Saturday, February 7, 2015

Last Pics From El Tuito


2015 Retreat group just before leaving


Art and Pedrito at pozole party


Pam making beautiful food for us at Casa Tejedora


We didn't suffer eating at Mario's


Gabriel Canales from Guadalajara and Jean Pierre at Mario's


We eat lunch at Mario's Patio Restaurant each day


Entry way to Rancho Primavera


Mango tree tops at Rancho Primavera


Joanie and Pam said it felt like an early morning coctail party


                                                          Chadilla, our lovely provider



Beginning of the morning at the milk drinking fest



Cacique at the Papaya



Golden-cheeked woodpecker working on the papaya



Two golden-cheeked woodpeckers going for a hole in a growing papaya at Primavera



Chayo and much loved  Yadin, her son we've know since he was a baby


Chayo, Yael and Jean Pierre the morning we left El Tuito

Life is moving on at the usual off and on and pretty fast pace in Oaxaca. Yesterday was the big market in Llano park. Tomorrow a group of about 14 of us is taking a van to an outlying village that holds a big "soup" kind of festival. Our trip to it is being organized by a French Canadian couple who love to cook here at the hotel and cooked a lot here last year. I'll be back in a day or two about how that whole excursion transpires. But first I'd like to post some of my last pics from El Tuito and Rancho Primavera. The pictures of the birds with the papaya at Rancho Primavera are substandard and taken through a closed window but I think they're worth seeing. I couldn't stop watching them.

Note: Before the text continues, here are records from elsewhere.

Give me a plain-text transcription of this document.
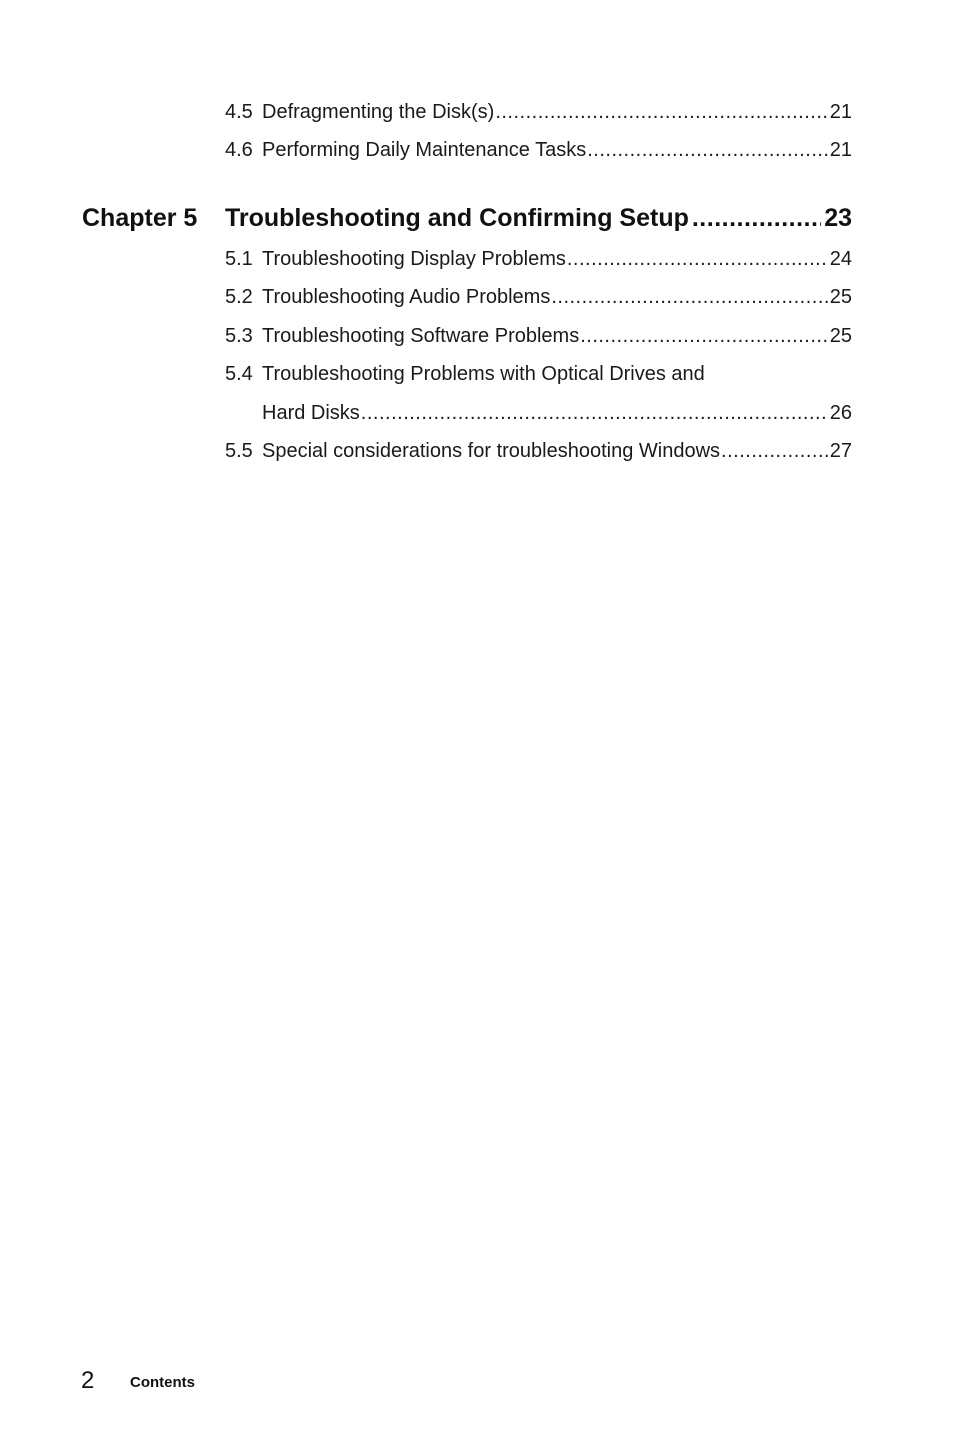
4.5 Defragmenting the Disk(s) .....	21
4.6 Performing Daily Maintenance Tasks .....	21
Chapter 5	Troubleshooting and Confirming Setup .....	23
5.1 Troubleshooting Display Problems .....	24
5.2 Troubleshooting Audio Problems .....	25
5.3 Troubleshooting Software Problems .....	25
5.4 Troubleshooting Problems with Optical Drives and
Hard Disks .....	26
5.5 Special considerations for troubleshooting Windows .....	27
2 Contents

One event I didn't really elaborate on was the early morning (6:30 am) trip just before the end of our stay, out to a dairy farm where Pedrito had arranged for JP and Yael's group to enjoy an early morning drink straight from the cow. Pedrito and his wife, working in semi-darkness at the back of their pickup, gave us each a plastic glass with grated dark chocolate and organic cane sugar alcohol in the bottom of the glass. Then each glass was handed to the man milking the cow, which, if I remember correctly,  was named Cadilla. Each of us was asked to state how much fresh hot milk we'd like and the appropriate "squeezing"  took place. A little trepidation was displayed here and there until everyone took the first drink. Simply put, It was incredibly delicious. No doubt it helped that the drink was warm and the morning was cold.

I'm also adding a few more pics from the bird refuge at Rancho Primavera, etc.  Hope you enjoy.